La présence restait à mon côté. Elle n’avait pas disparue. Elle me parlait. Après un délai, le sens des mots créèrent une brèche en moi. Chacun menait un combat. Le mien était cependant plus dur que les autres. C’est ce que je croyais.

Je sentis la femme tressaillir à un moment. Mon discourt l’avait atteinte et maintenant le sien me redonnait la force qu’il me fallait pour arrêter les tremblements qui me secouaient. Père n’aurait pas voulu que je pleure. Il aurait voulu que je me relève de cette chute et que je sois plus fort que l’instant d’avant.

Merci.

J’essuyai les dernières larmes sur mes joues. Mon regard croisa deux pupilles maronnes. Comme ceux de…

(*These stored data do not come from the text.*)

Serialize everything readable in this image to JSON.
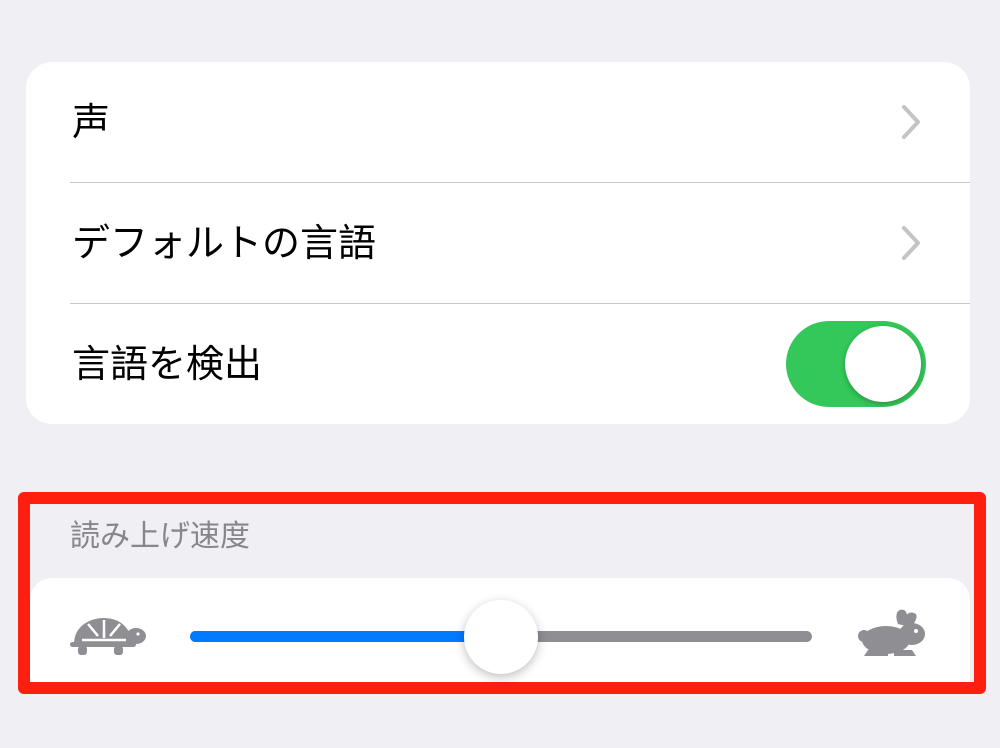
{
  "settings_group": {
    "rows": [
      {
        "label": "声",
        "accessory": "chevron-right-icon"
      },
      {
        "label": "デフォルトの言語",
        "accessory": "chevron-right-icon"
      },
      {
        "label": "言語を検出",
        "accessory": "toggle",
        "toggle_on": true
      }
    ]
  },
  "speech_rate": {
    "header": "読み上げ速度",
    "slow_icon": "turtle-icon",
    "fast_icon": "rabbit-icon",
    "value_fraction": 0.5
  },
  "colors": {
    "background": "#efeff4",
    "toggle_on": "#34c759",
    "slider_fill": "#007aff",
    "slider_track": "#8e8e93",
    "highlight_border": "#ff1f0f",
    "chevron": "#c4c4c6",
    "icon_gray": "#8e8e93"
  }
}
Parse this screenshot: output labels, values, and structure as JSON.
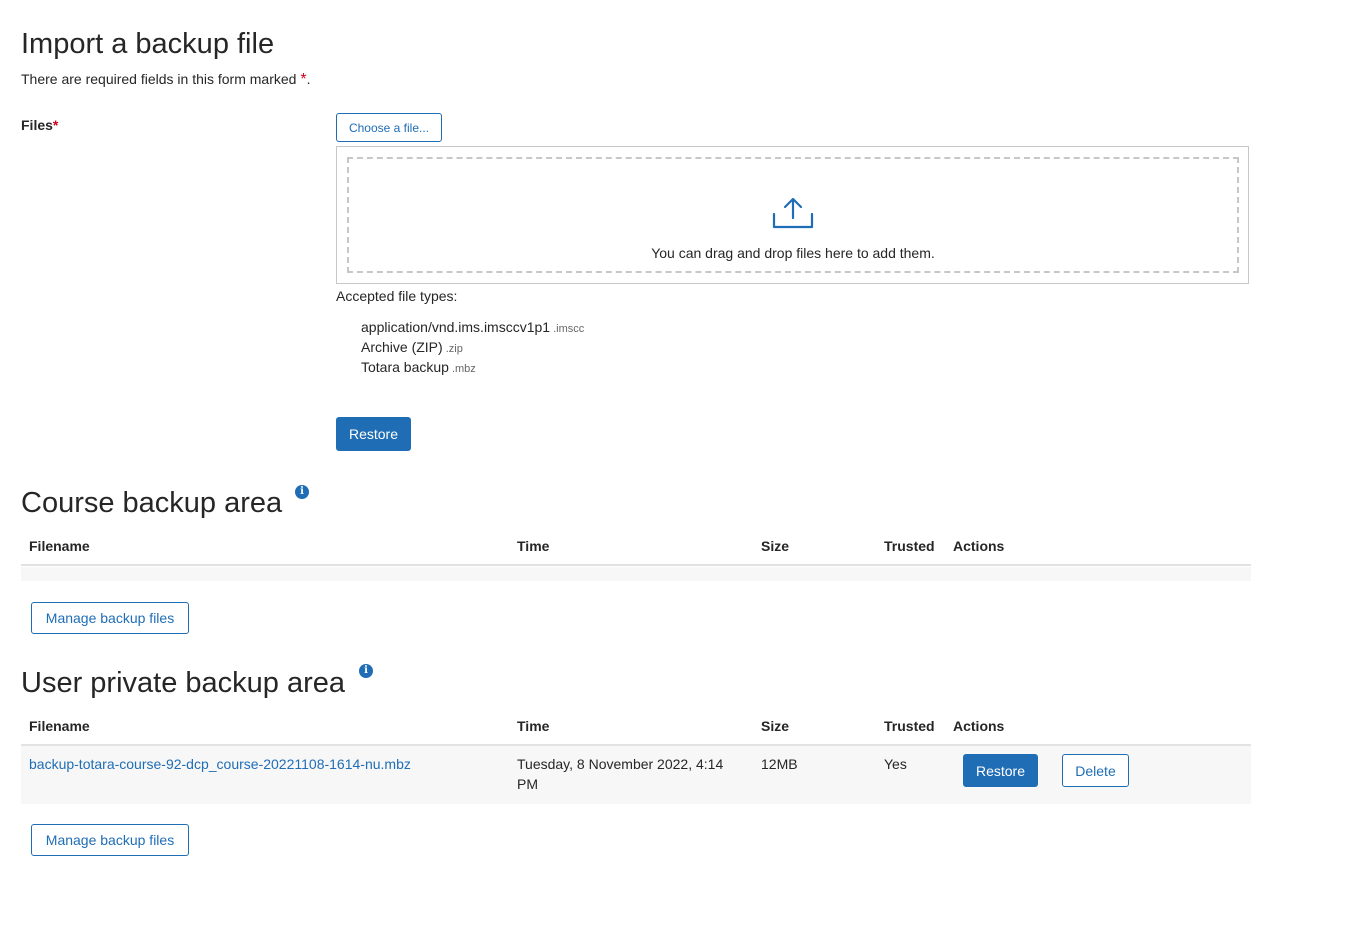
{
  "import": {
    "title": "Import a backup file",
    "required_note": "There are required fields in this form marked",
    "required_star": "*",
    "required_period": ".",
    "files_label": "Files",
    "choose_file_label": "Choose a file...",
    "drop_text": "You can drag and drop files here to add them.",
    "accepted_label": "Accepted file types:",
    "file_types": [
      {
        "name": "application/vnd.ims.imsccv1p1",
        "ext": ".imscc"
      },
      {
        "name": "Archive (ZIP)",
        "ext": ".zip"
      },
      {
        "name": "Totara backup",
        "ext": ".mbz"
      }
    ],
    "restore_label": "Restore"
  },
  "course_area": {
    "title": "Course backup area",
    "info_icon": "i",
    "columns": [
      "Filename",
      "Time",
      "Size",
      "Trusted",
      "Actions"
    ],
    "rows": [],
    "manage_label": "Manage backup files"
  },
  "user_area": {
    "title": "User private backup area",
    "info_icon": "i",
    "columns": [
      "Filename",
      "Time",
      "Size",
      "Trusted",
      "Actions"
    ],
    "rows": [
      {
        "filename": "backup-totara-course-92-dcp_course-20221108-1614-nu.mbz",
        "time_line1": "Tuesday, 8 November 2022, 4:14",
        "time_line2": "PM",
        "size": "12MB",
        "trusted": "Yes",
        "restore_label": "Restore",
        "delete_label": "Delete"
      }
    ],
    "manage_label": "Manage backup files"
  },
  "colors": {
    "accent": "#1f6db5",
    "required": "#d0021b",
    "border": "#c7c7c7",
    "row_bg": "#f7f7f7"
  }
}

C’est vrai, je ne dois pas baisser les bras, mais c’est si dur. Vous savez, lorsqu’on se retrouve seul face à lui, dans son bureau aux mille reflets, le monde extérieur n’existe plus. C’est un contre un.

*Je suis déçu de votre comportement…*

Puis la fatalité tombait sur vous.

Il vous fait sentir petit, insignifiant, tel un lombric. Alors nous envahi le désespoir. Vous savez pertinemment que votre sortie dépend de son bon vouloir.

*Vous êtes dangereux…*

Dites moi, qui sortira un jour d’ici ? Nous sommes en quelque sorte les poupées du Doc. Il joue avec nous tel un chat jouerait avec une pelote de laine. Et une fois sortie… qui osera parler ? Qui croira cette personne. Elle aura été étiquetée folle à son entrée, elle la gardera à sa sortie.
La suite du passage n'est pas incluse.